I got laid off in September. My fiancée and I had just bought a house. We had a wedding to plan.
Instead of job hunting, I started building software.
I'd spent the previous year learning to code with AI while working full time — slowly enough that I wasn't sure it was going anywhere, then suddenly fast enough that I couldn't stop. By the time the layoff happened, I had already built a working web app and knew this was the next chapter.
Before that I'd spent six years as a product manager. I loved most of it: talking to customers, discovering what actually hurt, collaborating with engineers to build something real. What I didn't love was waiting. Waiting on sprint ceremonies, ticket refining, retros. Waiting on engineers to build the thing I'd already developed in my head. I'd always assumed that if I ever wanted to build software on my own, I'd need a technical co-founder. AI threw that assumption out the window.
My first app after the layoff took five months. Not because the code was hard — because everything around the code was hard. Picking a name, then picking a new name after a trademark conflict. Setting up developer accounts. Building marketing pages. Getting rejected four times before MEMO (a relationship manager for real estate agents) finally shipped.
The second app was supposed to be a distraction I couldn't afford. I built the first version of Loop (a recurring reminders app) in a weekend, shipped it to friends on TestFlight, and told myself I'd come back to it after MEMO shipped. I did come back, eventually. By then I'd started building a THIRD app, this time in Swift instead of React Native, and the experience was different enough that I scrapped the Loop codebase and rewrote the whole thing from scratch, plus added widgets, lock screen complications, and a task library. The rewrite took a few sessions. Last week I put it on the App Store for $2.99.

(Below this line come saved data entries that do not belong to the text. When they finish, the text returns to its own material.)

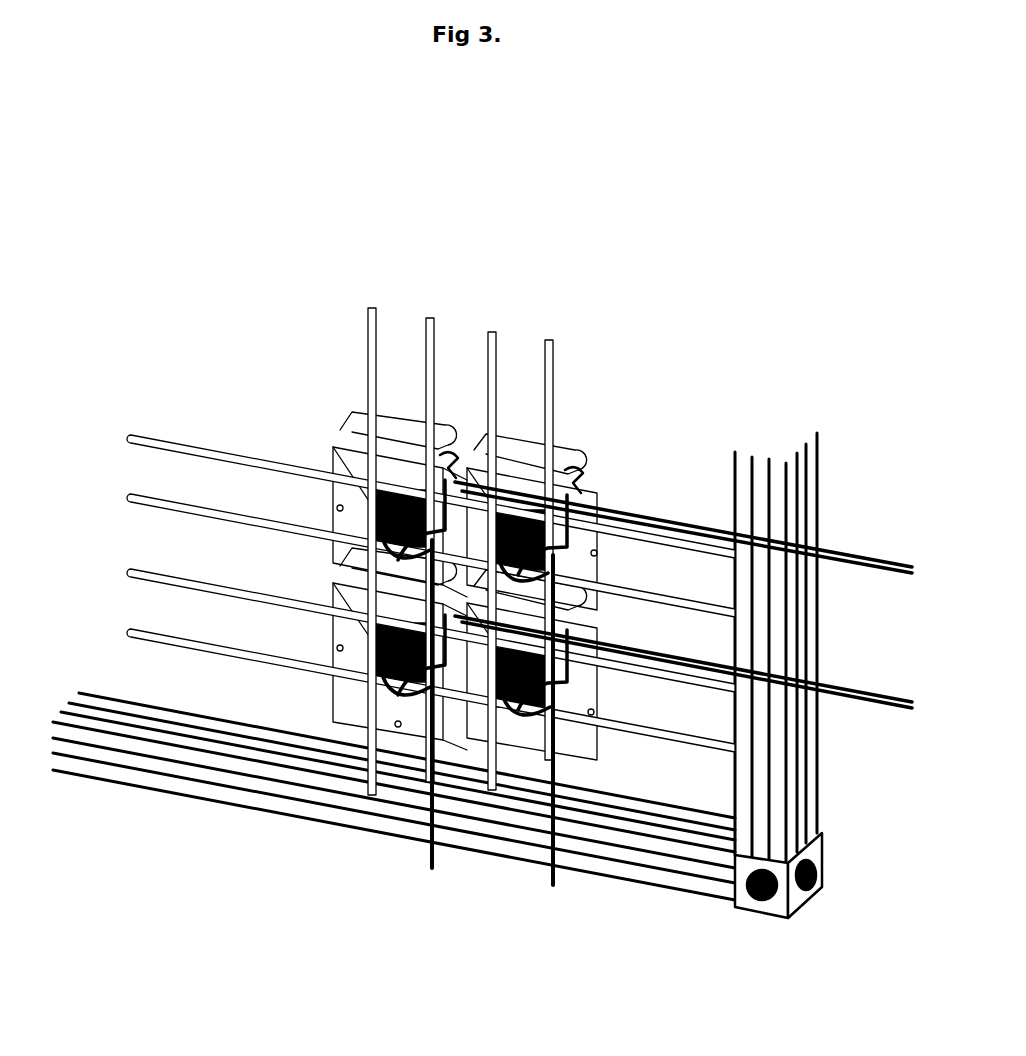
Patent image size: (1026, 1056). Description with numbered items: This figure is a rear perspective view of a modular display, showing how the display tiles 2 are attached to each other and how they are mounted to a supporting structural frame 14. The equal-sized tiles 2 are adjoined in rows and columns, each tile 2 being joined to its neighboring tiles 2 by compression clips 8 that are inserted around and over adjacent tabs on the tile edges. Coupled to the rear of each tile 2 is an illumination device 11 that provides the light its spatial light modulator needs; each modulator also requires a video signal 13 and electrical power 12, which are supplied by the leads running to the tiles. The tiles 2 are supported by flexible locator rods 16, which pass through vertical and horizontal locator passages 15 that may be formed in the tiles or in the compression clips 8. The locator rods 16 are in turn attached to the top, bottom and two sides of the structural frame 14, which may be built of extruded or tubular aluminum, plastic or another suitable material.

The display tile 2 is at (647, 496).
The compression clip 8 is at (523, 445).
The illumination device 11 is at (375, 510).
The electrical power 12 is at (540, 880).
The video signal input 13 is at (890, 580).
The structural frame 14 is at (193, 791).
The locator passage 15 is at (340, 650).
The locator rod 16 is at (257, 463).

I stopped thinking of myself as "the guy building MEMO" and started thinking about what it means to just keep building things. Small, focused apps that do one thing well, shipped by one person who actually uses them.
I've been posting about my journey on LinkedIn for five months. Solid engagement, zero follower growth — the audience was my existing network, not new people finding me. The build-in-public community I actually want to be part of lives here.
I'm about to ship Temp, my third app. I built my wife a personalized workout app for Valentine's Day that'll probably be fourth. A year ago I was a PM who'd never shipped anything. Now I'm shipping things I couldn't have imagined building six months ago. Your baseline quietly relocates while you're not looking.
I'll write about what I'm building, what broke, and what I'm figuring out as I go. Probably some Chiefs takes too.
@asmartbear For whatever reason I'm more receptive to tough feedback from Claude (less ego about how the other person perceives me, I guess), so I have my blindspots and the instructions to call them out baked right into my claude md
YSK: You can update your App Store screenshots without submitting a new version and skip the review process.
Create a product page optimization test, upload your new screenshots, launch the test, then once it starts running, click the name of the test, scroll to your new treatment, and then click 'Apply Treatment to Current Product Page.'
yw
@VirtualMaestro@felixrieseberg I wrote up a quick start guide, get your project folder set up and then have CC move existing docs from your repo into it for you.
Most people will bookmark this and never build it. If you're a solo founder, there's a version of this that solves a different problem, and if you're already paying for Claude, you have it. Setup takes five minutes.
The Setup
/your-working-folder
CLAUDE.md
context/
business.md ← who you are, what you're building
priorities.md ← this week, parking lot, today's focus
CLAUDE.md does one job: tell Claude what to read before every session and what to update after.
`Every session: read context/business.md and context/priorities.md before responding.
End of any session with real progress: update priorities.md. Note significant decisions in business.md.`
Start there, then let Cowork build it out. The business.md and priorities.md docs don't have to be fully fleshed out; in your first session, you can prompt it to ask you questions about your business, current priorities, etc. Mine now has sections on how to work with me specifically: my working style, what to flag, how to structure sessions. Cowork wrote and maintains all of it.
Daily routine
Every morning, open Cowork, say "let's plan today." It reads your files, checks your calendar, tells you where to point your energy. At the end of the day, tell it to update the docs.
The sessions stack. Context builds on itself. Every conversation starts from where the last one ended. Over time it becomes the brain of your business and self-updating LLM wiki/knowledge base. No more stuffing your code repos with your marketing and business docs for CC to wade through.
I run this across a portfolio of 3 apps. Each has its own subfolder with context, plans, specs, images, whatever's relevant. Any time I have an idea I want to capture some context about while it's fresh gets a folder. No more random Apple notes with half-baked ideas. I throw reference articles, design inspo, anything I'll want during the actual specing and scope shaping phase before hading over to Claude Code.
My working folder has grown a lot of branches, all created by Cowork, but it all started with those three files.
If you're already paying for Claude, it's worth trying. I've been doing this for about two weeks (since they released projects) and it's been a revelation. As my app portfolio grows, these so much mental bandwidth I've been able to free up having an agent that hold the entire context of my business and help me decide how to prioritize my time and plan my day.